La saisie des actifs de Christian Bordeleau ordonnée par la Cour supérieure du Québec a fait l’objet d’une fuite d’information par une policière, qui aurait permis à M. Bordeleau d’en cacher une partie. L’incident a déclenché une enquête criminelle interne du Service de sécurité publique de la MRC des Collines-de-l’Outaouais, a appris La Presse.

La policière visée par cette enquête criminelle qui a duré « plusieurs semaines », Cristel Lanthier, a depuis été innocentée, mais elle a fait l’objet de mesures disciplinaires, montrent des documents judiciaires auxquels La Presse a eu accès. Le directeur du service de police de la MRC des Collines-de-l’Outaouais, Martial Malette, n’a pas jugé nécessaire de divulguer les conclusions de cette enquête au ministère de la Sécurité publique du Québec, selon un document de cour.

La MRC des Collines-de-l’Outaouais a refusé de commenter puisque le dossier est judiciarisé.

Cette policière et le Service de sécurité publique de la MRC font l’objet d’une poursuite de 1 million de dollars intentée par deux ex-partenaires d’affaires de Christian Bordeleau.
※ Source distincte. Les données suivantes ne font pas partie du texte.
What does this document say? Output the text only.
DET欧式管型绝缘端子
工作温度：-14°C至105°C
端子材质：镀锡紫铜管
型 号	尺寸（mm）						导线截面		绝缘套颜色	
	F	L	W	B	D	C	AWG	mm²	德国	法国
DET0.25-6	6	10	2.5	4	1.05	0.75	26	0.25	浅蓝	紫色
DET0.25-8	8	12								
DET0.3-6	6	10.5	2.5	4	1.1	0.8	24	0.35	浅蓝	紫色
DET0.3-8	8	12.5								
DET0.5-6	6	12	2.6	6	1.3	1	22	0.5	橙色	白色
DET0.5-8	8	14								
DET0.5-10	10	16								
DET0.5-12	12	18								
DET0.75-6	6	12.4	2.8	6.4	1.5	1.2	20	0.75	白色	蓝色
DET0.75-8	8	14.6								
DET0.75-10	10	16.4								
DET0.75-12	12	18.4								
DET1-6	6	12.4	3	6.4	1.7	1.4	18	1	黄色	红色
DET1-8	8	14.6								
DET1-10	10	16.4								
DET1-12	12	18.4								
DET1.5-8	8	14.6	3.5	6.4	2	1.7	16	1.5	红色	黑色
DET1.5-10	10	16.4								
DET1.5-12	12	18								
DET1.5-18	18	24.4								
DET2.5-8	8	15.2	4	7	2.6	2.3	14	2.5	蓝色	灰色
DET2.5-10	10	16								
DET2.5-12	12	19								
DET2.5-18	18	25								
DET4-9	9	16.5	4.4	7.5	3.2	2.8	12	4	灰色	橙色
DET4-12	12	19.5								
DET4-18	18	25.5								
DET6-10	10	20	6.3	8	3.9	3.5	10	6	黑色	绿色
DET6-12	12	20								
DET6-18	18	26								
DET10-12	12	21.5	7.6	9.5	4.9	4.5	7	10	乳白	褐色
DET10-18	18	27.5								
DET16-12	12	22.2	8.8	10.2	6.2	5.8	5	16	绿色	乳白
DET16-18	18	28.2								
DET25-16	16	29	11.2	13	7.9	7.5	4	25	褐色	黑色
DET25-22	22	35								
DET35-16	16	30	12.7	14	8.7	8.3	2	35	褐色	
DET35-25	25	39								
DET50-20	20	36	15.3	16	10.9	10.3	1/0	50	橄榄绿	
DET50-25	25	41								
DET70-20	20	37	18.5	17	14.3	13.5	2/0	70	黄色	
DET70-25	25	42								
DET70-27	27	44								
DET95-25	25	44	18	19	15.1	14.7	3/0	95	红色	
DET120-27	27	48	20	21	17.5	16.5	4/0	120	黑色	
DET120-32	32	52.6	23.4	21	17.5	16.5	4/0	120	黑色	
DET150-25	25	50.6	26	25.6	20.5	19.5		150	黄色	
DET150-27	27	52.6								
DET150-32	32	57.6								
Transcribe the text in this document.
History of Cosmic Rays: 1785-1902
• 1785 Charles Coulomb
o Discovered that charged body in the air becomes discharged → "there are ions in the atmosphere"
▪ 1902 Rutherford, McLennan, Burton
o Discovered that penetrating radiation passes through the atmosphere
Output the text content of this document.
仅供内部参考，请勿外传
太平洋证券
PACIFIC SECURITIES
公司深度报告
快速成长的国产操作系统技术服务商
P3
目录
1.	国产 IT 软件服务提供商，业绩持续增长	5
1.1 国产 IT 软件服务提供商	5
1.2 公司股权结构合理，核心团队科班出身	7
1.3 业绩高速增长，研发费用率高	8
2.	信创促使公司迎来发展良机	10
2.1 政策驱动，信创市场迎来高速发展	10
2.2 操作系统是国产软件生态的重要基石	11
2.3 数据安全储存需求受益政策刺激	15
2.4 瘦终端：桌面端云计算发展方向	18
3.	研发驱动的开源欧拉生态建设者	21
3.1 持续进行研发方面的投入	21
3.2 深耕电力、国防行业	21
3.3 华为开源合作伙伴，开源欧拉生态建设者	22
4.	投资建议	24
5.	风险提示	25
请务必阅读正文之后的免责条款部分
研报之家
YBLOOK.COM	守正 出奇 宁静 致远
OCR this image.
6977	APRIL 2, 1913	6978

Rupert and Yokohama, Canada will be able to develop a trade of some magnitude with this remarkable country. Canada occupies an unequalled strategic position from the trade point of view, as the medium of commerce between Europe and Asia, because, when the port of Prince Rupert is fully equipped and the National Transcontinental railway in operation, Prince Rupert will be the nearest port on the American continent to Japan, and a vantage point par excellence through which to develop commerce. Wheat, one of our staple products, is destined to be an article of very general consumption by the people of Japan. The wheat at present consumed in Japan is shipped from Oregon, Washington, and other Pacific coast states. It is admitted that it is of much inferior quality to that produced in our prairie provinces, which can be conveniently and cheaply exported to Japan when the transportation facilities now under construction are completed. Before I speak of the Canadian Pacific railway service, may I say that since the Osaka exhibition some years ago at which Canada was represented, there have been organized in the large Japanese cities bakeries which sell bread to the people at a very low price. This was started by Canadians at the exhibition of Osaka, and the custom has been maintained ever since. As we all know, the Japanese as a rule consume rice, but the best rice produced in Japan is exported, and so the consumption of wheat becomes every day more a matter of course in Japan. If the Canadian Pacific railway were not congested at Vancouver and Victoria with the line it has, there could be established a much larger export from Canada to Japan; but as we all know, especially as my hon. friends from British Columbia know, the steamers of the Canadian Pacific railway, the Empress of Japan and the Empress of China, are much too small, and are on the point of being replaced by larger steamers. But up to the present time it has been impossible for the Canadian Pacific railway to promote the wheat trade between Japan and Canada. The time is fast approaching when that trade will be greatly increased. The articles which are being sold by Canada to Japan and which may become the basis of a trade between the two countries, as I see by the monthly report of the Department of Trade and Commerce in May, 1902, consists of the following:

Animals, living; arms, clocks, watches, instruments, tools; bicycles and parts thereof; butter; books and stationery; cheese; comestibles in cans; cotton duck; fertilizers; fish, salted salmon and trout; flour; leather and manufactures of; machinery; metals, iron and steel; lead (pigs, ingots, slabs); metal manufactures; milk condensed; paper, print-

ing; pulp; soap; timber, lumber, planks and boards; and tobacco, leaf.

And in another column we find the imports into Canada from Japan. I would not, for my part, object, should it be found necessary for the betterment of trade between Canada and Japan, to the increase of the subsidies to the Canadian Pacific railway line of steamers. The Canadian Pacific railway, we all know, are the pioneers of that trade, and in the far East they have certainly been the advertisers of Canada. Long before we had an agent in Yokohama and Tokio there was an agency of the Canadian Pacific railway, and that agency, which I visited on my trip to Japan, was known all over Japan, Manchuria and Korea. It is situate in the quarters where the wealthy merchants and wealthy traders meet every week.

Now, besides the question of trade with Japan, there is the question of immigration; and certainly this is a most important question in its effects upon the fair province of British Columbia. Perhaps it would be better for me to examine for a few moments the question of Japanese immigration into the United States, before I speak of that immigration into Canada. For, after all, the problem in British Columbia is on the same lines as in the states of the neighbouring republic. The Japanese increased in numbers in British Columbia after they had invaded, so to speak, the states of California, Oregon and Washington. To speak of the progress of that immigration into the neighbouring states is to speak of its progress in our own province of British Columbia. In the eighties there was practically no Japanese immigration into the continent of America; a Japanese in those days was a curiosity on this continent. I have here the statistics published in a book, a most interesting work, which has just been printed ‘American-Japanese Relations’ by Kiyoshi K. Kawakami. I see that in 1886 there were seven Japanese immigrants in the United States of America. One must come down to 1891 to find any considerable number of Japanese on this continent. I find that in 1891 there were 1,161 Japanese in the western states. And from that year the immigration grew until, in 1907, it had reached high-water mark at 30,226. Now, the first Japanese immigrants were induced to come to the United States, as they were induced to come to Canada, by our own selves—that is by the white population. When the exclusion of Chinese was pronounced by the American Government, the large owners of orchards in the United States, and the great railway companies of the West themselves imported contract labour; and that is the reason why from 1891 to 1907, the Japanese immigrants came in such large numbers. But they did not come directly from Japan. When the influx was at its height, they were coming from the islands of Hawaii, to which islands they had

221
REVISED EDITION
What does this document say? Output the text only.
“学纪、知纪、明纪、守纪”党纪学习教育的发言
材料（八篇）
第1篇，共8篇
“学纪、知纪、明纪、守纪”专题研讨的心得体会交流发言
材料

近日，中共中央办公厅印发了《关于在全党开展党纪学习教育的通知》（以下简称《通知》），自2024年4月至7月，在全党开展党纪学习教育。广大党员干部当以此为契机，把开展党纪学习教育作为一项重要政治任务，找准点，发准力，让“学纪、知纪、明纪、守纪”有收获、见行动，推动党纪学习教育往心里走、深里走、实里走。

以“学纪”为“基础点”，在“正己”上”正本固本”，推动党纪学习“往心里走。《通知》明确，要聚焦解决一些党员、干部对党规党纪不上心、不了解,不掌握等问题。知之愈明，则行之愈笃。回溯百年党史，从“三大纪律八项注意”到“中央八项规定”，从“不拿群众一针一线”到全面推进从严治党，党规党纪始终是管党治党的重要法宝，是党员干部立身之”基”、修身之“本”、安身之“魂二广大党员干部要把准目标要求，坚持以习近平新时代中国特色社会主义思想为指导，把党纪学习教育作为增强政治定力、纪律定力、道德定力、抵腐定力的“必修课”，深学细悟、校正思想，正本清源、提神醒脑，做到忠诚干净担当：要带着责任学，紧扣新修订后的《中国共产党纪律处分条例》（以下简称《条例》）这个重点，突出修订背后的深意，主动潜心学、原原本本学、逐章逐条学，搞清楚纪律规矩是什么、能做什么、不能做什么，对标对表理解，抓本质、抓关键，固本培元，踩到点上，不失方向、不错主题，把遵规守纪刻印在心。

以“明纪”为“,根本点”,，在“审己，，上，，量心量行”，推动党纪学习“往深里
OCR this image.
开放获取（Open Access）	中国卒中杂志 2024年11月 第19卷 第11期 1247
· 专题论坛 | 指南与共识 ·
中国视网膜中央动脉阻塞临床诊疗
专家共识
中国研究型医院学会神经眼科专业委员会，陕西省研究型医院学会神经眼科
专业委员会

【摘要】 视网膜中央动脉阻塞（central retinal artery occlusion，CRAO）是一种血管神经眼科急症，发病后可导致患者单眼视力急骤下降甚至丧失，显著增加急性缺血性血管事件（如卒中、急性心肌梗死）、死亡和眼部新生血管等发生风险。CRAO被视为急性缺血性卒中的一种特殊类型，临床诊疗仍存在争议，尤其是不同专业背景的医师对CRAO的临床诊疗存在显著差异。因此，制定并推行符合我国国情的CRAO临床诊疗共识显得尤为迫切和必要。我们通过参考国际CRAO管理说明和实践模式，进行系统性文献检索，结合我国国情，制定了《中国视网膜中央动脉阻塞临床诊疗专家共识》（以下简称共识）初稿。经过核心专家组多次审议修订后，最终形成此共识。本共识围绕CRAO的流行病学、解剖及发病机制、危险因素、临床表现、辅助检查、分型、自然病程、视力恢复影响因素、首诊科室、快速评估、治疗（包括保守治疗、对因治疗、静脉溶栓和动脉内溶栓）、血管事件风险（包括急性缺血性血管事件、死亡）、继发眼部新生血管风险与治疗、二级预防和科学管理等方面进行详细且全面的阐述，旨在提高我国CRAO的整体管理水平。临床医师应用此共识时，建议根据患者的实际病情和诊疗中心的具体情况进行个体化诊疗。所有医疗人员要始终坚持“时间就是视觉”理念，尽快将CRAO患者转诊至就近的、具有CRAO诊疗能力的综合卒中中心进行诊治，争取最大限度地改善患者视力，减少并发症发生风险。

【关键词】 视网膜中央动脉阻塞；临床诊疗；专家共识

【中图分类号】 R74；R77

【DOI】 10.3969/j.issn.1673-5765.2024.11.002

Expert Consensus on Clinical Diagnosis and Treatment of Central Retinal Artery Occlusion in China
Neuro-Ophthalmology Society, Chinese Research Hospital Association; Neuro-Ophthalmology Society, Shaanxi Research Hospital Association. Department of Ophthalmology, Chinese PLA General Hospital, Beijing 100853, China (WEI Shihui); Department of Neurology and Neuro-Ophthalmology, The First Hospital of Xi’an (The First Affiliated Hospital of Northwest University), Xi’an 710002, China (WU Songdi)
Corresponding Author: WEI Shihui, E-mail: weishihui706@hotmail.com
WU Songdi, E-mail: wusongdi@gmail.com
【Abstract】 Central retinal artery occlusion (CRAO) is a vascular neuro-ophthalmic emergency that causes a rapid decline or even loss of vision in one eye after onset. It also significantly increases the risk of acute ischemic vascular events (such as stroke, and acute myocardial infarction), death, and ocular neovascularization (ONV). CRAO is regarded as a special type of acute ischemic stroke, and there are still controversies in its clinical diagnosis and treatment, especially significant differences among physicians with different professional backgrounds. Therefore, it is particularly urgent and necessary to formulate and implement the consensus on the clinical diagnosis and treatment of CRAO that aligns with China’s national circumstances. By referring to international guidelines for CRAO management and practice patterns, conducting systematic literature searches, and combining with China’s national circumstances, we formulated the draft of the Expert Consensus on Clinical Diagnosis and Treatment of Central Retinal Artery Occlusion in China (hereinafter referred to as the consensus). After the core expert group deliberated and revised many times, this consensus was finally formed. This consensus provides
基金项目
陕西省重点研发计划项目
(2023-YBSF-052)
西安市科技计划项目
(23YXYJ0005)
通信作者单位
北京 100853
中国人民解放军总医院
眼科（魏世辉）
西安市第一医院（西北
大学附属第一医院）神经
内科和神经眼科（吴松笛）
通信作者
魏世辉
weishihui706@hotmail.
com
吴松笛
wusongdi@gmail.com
Ils allèguent que la policière a commis une « faute lourde » en révélant à Christian Bordeleau par texto qu’il ferait l’objet d’une saisie le lendemain matin.

Cette fuite lui aurait permis d’« effacer tous ses historiques d’appel ou de messages textes de son téléphone préalablement à la perquisition du 20 mars 2023 ainsi que de camoufler certains éléments de preuve », allèguent les poursuivants.

Ses ex-partenaires, Nikolaï Ray et Joël Lavoie, ont obtenu en mars 2023 une série d’ordonnances du tribunal permettant la saisie de tous les comptes bancaires, appareils informatiques et actifs immobiliers de M. Bordeleau, qu’ils soupçonnent d’une fraude de 1,7 million à leurs dépens.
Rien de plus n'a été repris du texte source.